Après les critiques apportées sur le style graphique de Wind Waker, c'est avec une joie non dissimulée que les journalistes ont accueilli le style photoréaliste de Twilight Princess. Les multiples vidéos parues ensuite n'ont fait qu'attiser l'envie des joueurs, proposant une "évolution" au style graphique d'Ocarina of Time et Majora's Mask jusqu'à faire de TP le jeu le plus attendu de la saga. Repoussé à fin 2006 pour paraître sur Gamecube et sur Wii, ce jeu a-t-il finalement tenu toutes ses promesses? Vaut-il la peine d'y passer des heures de jeu dessus? Ce sont les question à un million de rubis auxquelles nous allons tenter de répondre.

C'est beau Hyrule...

Dès que l'on prend le jeu en main, on ne peut qu'admirer le travail fait sur les graphismes. On pourrait même se dire : "Whaou, ma Gamecube peut faire ça ?!", car c'est vrai, à l'aube de la HD, le jeu est beau, les reflets de l'eau sont saisissants, les effets de lumière et d'ombre très réussis. À chaque fois que l'on visite un nouveau lieu, on réussit en un instant à s'imprégner de l'ambiance. C'est très marquant en entrant sur la Plaine d'Hyrule, on est tout de suite saisi par l'immensité de l'endroit. Moi qui adorait arpenter pour le plaisir cette plaine avec Epona sur OoT, j'ai été comblé en voyant cette plaine verdoyante avec ses arbres et ses petits cours d'eau. En contrepartie de ces graphismes réalistes, on perd une partie de l'expressivité qu'avait ce Toon Link de TWW, ce qui enlève un coté attachant à notre héros principal et à ses amis. On perd également un peu le coté magique propre aux jeux de la saga.

Dans la veine des graphismes très réussis, les cinématiques nous donnent l'impression d'être dans un petit film interactif, ce qui sert beaucoup au scénario, en tout cas au départ.
Je m'explique.
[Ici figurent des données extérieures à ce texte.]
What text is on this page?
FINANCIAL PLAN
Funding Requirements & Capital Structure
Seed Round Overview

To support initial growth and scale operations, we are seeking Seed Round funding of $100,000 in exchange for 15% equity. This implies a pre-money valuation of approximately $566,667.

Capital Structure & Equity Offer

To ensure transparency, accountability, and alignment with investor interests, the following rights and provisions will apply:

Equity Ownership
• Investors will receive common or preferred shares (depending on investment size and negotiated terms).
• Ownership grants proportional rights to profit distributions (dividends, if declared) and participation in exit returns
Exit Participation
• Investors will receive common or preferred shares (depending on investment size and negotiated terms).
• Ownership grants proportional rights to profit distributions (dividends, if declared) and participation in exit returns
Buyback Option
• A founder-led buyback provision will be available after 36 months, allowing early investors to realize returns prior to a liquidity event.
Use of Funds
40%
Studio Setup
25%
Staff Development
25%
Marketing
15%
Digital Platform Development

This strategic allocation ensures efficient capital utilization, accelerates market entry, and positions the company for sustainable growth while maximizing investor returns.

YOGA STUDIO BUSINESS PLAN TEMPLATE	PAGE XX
Si le scenario n'a jamais été un grand point fort de la saga, le début de TP nous laisse penser le contraire. Sans rien dévoiler d'important, ce n'est pas Zelda qui cette fois se fait enlever. Cet enlèvement qui a lieu sous les yeux de Link, fait passer le jeu à la vitesse supérieure et nous permet de comprendre les problèmes dans lesquels Hyrule est plongé. Malheureusement, la suite fait "Pschiiit" pour devenir prévisible et très linéaire (comme OOT en somme !).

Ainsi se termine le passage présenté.